Thirty-three people were dead and 15 wounded in the wake of the massacre that ended when the lone gunman killed himself.
The Rev. Glenn Tyndall, United Methodist campus minister at Virginia Tech, said he opened the doors to the Wesley Foundation Center immediately after the shootings so students would have a “warm, comfortable, safe” place.
Visitors shared a prayer service, and about a dozen spent the night in the building, Tyndall said.
“It is becoming more personal with every hour,” Tyndall said, as the names of the dead were being released April 17. None of the students who attend the Wesley Foundation were hurt, but a handful lost close friends.
“That not only affects those individual students but affects those of us who are their friends and co-workers because it personalizes it for all of us,” Tyndall said.

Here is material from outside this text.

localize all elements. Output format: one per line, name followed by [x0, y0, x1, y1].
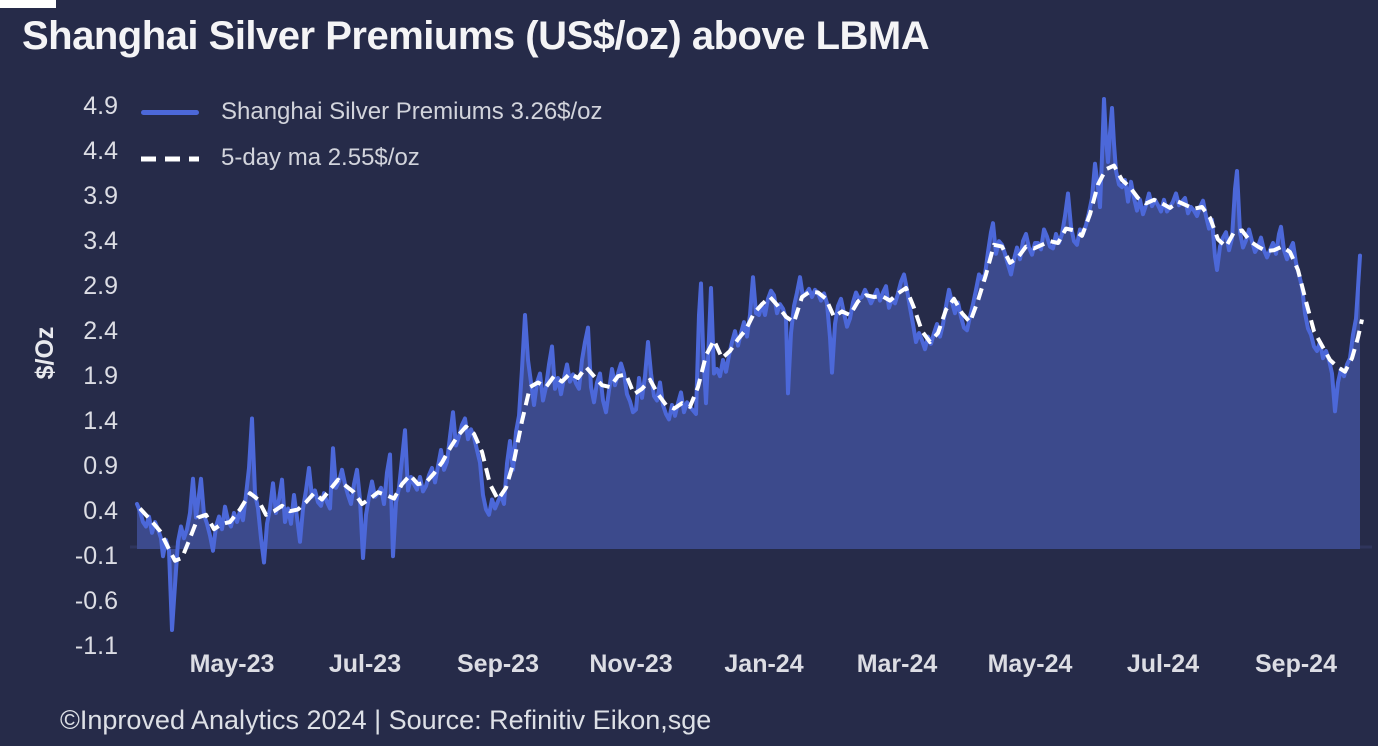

Prayers, encouragement and offers of help were arriving from across the United States to the Wesley Foundation offices. Tyndall said he had heard from other campus ministers that “they were praying for our campus and having services for us.”
A worship service previously planned for April 22 to celebrate Virginia Tech Student Day took on a different tone, said Bishop Charlene Kammerer of the Virginia Conference. She planned to attend the service at Blacksburg UMC, three blocks from the campus.
The bishop asked for prayers for those in ministry on the Virginia Tech campus, including Tyndall.
“They are all tired, but energized by the work before them,” she said. “And they are thankful for the support and prayers they are receiving.”
Tyndall said students and campus staff need prayers more than anything else right now.
Rader said, “It is going to be tough to come back from this.” She said fellowship and community are more important than ever to her and fellow students.
“We need the support of each other and ... just somebody to lean on everyday,” she said.